Drama centrado na resistência física ou psicológica do protagonista contra condições extremas — oceano, montanha, selva, prisão. O roteiro impõe o confronto.
O filme de sobrevivência vive de uma premissa elementar: uma figura se confronta com um cenário que não oferece rota de fuga. Não é a ação no sentido clássico que impulsiona o filme — mas sim o confronto contínuo entre o ser humano e a condição. Isso o diferencia fundamentalmente do filme de ação ou do drama de aventura. Enquanto lá inimigos externos ou objetivos moldam o enredo, a dramaturgia aqui surge da negociação interna: quanto tempo essa pessoa aguenta? O que isso lhe custa? Quando ela cede? O público não segue uma história, mas um estado.
No set, isso significa uma ritmicidade diferente da habitual. A clássica estrutura de três atos se torna a curva de escalada da resistência. Primeira fase: orientação e realização (O que aconteceu? Quão sério é?). Segunda fase: estratégias e primeiras derrotas (O corpo aprende seus limites). Terceira fase: simplificação ou reconhecimento — a figura desiste, se transforma ou encontra um caminho interno primitivo. Em All Is Lost ou Cast Away, pouco acontece externamente; toda a tensão repousa nas micromorfoses: a mão se torna uma arma, o erro é fatal, o fracasso não é dramático, mas silencioso.
Isso impõe exigências precisas à câmera e à edição. Você precisa de monotonia como ferramenta — não tédio, mas uma repetição constante que documenta o desgaste. Uma mão na terceira tentativa de acender fogo. O mesmo horizonte, um pôr do sol depois. O ponto de vista da câmera permanece frequentemente estável; a mudança está nos detalhes. A luz se torna narradora — não decoração. Um rosto na sombra, porque a figura não pode mais ir para o sol.

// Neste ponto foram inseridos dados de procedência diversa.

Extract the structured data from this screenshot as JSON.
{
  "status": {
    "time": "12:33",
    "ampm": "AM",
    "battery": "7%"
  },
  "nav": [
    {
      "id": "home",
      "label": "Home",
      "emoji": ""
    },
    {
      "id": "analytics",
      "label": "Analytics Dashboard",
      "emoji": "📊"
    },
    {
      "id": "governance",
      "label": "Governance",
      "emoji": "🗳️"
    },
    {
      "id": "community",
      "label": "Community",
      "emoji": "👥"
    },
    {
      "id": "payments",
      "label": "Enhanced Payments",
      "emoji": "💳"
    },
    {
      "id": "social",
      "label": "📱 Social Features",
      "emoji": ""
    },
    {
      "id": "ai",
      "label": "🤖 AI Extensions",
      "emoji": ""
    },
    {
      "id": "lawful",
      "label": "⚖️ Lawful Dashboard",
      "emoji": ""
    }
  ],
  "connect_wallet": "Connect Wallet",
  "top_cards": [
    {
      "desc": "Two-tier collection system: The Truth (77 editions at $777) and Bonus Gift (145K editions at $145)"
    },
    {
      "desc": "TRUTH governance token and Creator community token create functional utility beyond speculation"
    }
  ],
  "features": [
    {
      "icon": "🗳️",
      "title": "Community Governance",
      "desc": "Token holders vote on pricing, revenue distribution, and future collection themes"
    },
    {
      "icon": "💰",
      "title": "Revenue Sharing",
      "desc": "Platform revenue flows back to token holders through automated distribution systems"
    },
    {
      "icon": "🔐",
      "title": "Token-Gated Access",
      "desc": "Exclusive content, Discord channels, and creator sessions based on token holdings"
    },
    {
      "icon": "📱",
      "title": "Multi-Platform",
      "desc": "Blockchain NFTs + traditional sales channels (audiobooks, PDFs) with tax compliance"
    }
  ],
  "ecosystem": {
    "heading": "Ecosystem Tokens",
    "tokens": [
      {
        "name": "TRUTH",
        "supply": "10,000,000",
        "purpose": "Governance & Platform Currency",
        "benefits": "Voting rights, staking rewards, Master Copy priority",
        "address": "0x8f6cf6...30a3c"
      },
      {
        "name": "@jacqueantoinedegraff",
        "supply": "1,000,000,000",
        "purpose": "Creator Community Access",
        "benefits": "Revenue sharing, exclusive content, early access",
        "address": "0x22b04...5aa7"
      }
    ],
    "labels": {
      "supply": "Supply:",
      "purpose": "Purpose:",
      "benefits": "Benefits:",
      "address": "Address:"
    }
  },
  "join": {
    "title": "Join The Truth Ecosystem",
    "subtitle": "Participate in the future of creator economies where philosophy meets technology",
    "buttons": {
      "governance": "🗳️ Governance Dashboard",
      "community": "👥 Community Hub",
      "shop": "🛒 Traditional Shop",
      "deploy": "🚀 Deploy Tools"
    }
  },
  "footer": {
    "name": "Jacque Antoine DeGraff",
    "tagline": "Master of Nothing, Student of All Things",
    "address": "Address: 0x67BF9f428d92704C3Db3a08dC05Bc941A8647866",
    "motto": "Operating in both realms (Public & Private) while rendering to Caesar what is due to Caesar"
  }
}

O filme de sobrevivência funciona também sem diálogo. Sua parente mais próxima é a narração pela linguagem corporal — comparável à estética documental ou ao cinema minimalista. Isso o torna arriscado para produtores: não há espetáculo para vender, apenas a imposição de assistir a uma pessoa se desmoronar. Mas é exatamente aí que reside sua força. O público não pode se distrair; ele precisa respirar quando a figura respira. Isso não é drama psicológico — é biológico.